I've moved many times in my life, and I never feel comfortable in a place until I find out something about its history and geography.

Here are some suggestions for you, based on the ways I go about it, using the help of people, books, maps, the internet, and my own eyes.

1) Introduce yourself to the reference librarian at your public library and ask for help finding reference books, old newspapers, County histories. Choose a date like your birthday or 4th of July and read the newspaper for that date 1 year ago, 10 years ago, 25 years ago, and so on back to the beginning of the paper's run. What news stories are important in each generation? What names and places around your town come up most often? What looks strange in the photos? What do the advertisements show about the ways your town people made a living or spent their money?

2) Find the local historical society (the reference librarian will know). Check for a county historical society, museum, library and website.

3) Ask members of the historical society where the oldest surviving buildings in town are, when they were built, who built them, why, how they have been used since. Go look at the buildings yourself and figure out what makes them look different from newer buildings (for instance, how close to the road are they? what are they made out of? how big are they? by counting the windows, how many rooms do they seem to have? where are the front doors positioned?). Mark them on a map, with the dates they were built. Look at surrounding houses and neighborhoods--can you figure out what is distinctive about them and when they were built? Can you detect, for instance, where a farm used be by spotting an old farmhouse surrounded by a new housing development (where did the barn stand)? Who or what are the streets named for?

4) Walk through the cemeteries in town and note down names and dates on the gravestones. From the gravestones, can you figure out who were the earliest families to settle in town? Where did they come from? (Was there a Lenape settlement or trails running through the area before Europeans arrive?) Can you still find those names in the phone book? Go to the offices of the churches or organizations that run the cemeteries and ask when they were founded. Do they go back before the Revolutionary War? Janice Kohl Sarapin,'s book, Old Burial Grounds of NJ, has good advice about learning history from graveyards.) I knew a middle-school kid who did a census of all the gravestones in her church's graveyard in New Providence NJ and showed how the kind of stone could be used to estimate the age of gravestones even when the dates were no longer legible. Because I'm a historian of medicine, I'm always curious to know what the epitaphs say about how people died and how old they were when they died. How many graves are there for kids your age or younger?
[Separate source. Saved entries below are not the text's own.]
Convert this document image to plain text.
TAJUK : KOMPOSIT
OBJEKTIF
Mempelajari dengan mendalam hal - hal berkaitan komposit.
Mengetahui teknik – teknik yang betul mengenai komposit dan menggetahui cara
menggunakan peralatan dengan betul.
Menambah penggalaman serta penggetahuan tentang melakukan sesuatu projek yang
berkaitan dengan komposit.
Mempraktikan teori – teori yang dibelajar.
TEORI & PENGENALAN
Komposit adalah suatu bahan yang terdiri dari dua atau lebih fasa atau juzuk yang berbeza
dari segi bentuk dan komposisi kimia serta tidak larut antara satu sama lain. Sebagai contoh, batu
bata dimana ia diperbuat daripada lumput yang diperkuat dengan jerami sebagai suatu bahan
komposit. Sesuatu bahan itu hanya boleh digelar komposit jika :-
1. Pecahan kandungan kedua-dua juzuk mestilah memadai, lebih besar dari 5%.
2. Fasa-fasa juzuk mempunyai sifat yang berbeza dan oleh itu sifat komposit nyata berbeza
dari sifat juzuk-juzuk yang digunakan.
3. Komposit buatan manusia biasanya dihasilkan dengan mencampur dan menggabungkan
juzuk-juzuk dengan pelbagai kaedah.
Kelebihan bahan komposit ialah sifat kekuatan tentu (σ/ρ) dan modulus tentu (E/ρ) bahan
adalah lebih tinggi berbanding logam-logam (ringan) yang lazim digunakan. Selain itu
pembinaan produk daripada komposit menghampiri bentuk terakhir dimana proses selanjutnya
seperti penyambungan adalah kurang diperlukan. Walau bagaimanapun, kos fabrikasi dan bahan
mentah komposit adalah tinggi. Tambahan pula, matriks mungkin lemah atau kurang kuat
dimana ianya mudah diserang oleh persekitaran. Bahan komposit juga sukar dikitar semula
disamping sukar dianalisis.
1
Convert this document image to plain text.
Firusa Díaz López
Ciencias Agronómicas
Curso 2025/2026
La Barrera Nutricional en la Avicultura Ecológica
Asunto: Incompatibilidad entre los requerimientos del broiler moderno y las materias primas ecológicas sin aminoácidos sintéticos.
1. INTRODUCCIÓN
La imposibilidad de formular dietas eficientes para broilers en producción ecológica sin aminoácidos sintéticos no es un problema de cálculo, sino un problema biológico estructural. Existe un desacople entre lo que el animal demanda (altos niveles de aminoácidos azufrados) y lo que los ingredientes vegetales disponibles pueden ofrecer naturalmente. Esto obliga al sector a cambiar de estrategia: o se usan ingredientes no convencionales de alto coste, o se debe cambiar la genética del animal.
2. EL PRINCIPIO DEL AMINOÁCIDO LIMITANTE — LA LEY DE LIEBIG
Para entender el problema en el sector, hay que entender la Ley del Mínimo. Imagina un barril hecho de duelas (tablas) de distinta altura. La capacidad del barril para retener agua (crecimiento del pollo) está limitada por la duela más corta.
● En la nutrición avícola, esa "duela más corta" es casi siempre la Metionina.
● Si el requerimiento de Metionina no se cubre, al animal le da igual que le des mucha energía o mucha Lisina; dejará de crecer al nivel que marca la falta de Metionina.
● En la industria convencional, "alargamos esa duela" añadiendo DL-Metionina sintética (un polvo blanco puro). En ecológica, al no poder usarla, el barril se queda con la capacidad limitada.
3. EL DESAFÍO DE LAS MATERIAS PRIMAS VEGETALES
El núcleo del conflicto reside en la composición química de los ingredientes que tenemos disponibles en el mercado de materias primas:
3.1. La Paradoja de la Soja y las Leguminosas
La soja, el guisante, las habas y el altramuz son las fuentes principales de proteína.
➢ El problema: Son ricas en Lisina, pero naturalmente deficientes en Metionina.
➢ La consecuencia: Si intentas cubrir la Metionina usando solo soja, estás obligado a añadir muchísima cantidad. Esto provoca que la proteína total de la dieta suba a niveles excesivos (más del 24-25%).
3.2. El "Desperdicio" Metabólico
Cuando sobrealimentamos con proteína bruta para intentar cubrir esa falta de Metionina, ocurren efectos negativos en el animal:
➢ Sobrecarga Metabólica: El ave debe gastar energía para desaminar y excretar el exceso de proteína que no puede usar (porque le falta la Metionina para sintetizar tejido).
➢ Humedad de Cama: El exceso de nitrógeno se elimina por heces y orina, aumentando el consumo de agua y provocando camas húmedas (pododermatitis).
5) Talk to older people in town--the oldest teacher at your school, at the churches, senior citizen center, veterans group, members of your own family--and ask them to tell you about life in your town when they were kids. Where were the schools? How did they get to school? What did they pass along the way that is longer there? They might have photos or old school yearbooks they would let you copy for your poster.

6) Do a Google search for your town NJ and your county NJ and read/print out every web-page that might have something to do with the town's history. Look at the Underground Railroad sites on the web--was your town on the route for people escaping slavery? People who are posting their family trees on the web might mention ancestors who lived in your town--can you find their kinfolk in the cemetery? (They'd probably be delighted to know that and give you information in return.)

Best wishes,

Karen Reeds

Karen Reeds is an independent scholar in the history of science and medicine and a museum consultant. She is the author of Botany in Medieval and Renaissance Universities and coauthor of Today’s Medicine, Tomorrow’s Science: Essays on Paths of Discovery in the Biomedical Sciences.